Lors d’un effort prolongé à puissance constante (comme une séance Tempo de 60 minutes), la fréquence cardiaque peut augmenter lentement même si la puissance reste fixe. C’est ce qu’on appelle la « dérive cardiaque ». Les causes incluent :

  • L’augmentation progressive de la température corporelle centrale, augmentant les besoins de dissipation thermique cutanée
  • La déshydratation qui augmente la viscosité sanguine
  • L’épuisement progressif du glycogène, avec basculement vers l’oxydation des graisses (moins efficace, nécessitant plus d’oxygène)

La dérive cardiaque est un phénomène normal, mais si son ampleur est trop importante (augmentation de plus de 10 à 15 bpm en 30 minutes), il faut s’hydrater et évaluer s’il est nécessaire de réduire la puissance.
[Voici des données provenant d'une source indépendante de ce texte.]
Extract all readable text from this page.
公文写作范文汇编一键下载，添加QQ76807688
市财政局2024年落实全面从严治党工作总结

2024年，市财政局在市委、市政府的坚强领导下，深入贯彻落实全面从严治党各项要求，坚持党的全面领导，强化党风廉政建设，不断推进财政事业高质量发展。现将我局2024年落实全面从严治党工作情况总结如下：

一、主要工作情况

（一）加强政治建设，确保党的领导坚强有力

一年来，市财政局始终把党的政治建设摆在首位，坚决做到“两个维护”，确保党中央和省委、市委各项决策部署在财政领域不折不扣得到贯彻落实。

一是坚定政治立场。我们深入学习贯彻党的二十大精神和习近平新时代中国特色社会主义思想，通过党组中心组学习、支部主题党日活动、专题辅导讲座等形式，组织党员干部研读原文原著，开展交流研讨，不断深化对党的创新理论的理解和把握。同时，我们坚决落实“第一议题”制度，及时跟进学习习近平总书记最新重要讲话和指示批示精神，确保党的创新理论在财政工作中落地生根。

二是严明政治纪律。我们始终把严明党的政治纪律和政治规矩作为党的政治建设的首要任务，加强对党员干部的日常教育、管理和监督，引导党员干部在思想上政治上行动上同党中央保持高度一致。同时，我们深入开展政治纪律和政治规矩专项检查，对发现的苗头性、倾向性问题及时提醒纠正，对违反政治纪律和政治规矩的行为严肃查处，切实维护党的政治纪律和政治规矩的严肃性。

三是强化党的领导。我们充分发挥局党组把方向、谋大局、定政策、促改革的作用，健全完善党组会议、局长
La variabilité de la fréquence cardiaque (HRV) comme indicateur de récupération

Outre la fréquence cardiaque instantanée, la variabilité de la fréquence cardiaque (Heart Rate Variability, HRV) est un indicateur plus sensible pour évaluer l’état de récupération après une séance d’intervalles. La HRV reflète l’équilibre du système nerveux autonome : une HRV élevée indique une prédominance parasympathique (récupération complète), une HRV basse indique une prédominance sympathique (fatigue non résorbée).

Conseils pratiques :

  • Mesurer la HRV chaque matin au réveil (5 minutes allongé au calme) avec un Garmin, WHOOP ou l’application HRV4Training
  • Établir une ligne de base personnelle (moyenne sur 2 à 4 semaines)
  • Si la HRV du jour est inférieure de plus de 10 % à la ligne de base, envisager de remplacer la séance à haute intensité prévue par une sortie de récupération

Conseils pratiques

  1. Ne pas augmenter la puissance parce que « la fréquence cardiaque ne suit pas » — attendre que la fréquence cardiaque se stabilise après 90 secondes, puis évaluer si l’intensité est appropriée en combinant fréquence cardiaque et puissance
  2. Lors des intervalles en extérieur sous la chaleur estivale à Taïwan, si la fréquence cardiaque monte anormalement (plus de 10 bpm au-dessus de la normale), utiliser la puissance comme limite supérieure d’intensité, sans chercher à rattraper la fréquence cardiaque
  3. Enregistrer le « découplage fréquence cardiaque–puissance » de chaque séance : si la fréquence cardiaque augmente de plus en plus à puissance égale, cela signifie une baisse de l’efficacité aérobie, un signe précoce de surentraînement ou de baisse de forme
  4. Surveiller régulièrement la tendance de la fréquence cardiaque de repos au réveil ; si elle augmente pendant 3 jours consécutifs ou plus, suspendre l’entraînement à haute intensité

Conclusion

La fréquence cardiaque est l’une des fenêtres physiologiques les plus directes et les plus immédiates du corps humain, mais c’est aussi un « miroir infidèle » — parfois lent à réagir, parfois déformé par l’environnement et la fatigue. Comprendre véritablement son comportement lors des séances d’intervalles permet d’en faire un véritable allié d’entraînement, plutôt qu’un jeu de chiffres déroutant. Combinée aux données objectives du capteur de puissance, la fréquence cardiaque peut offrir une valeur de guidage maximale.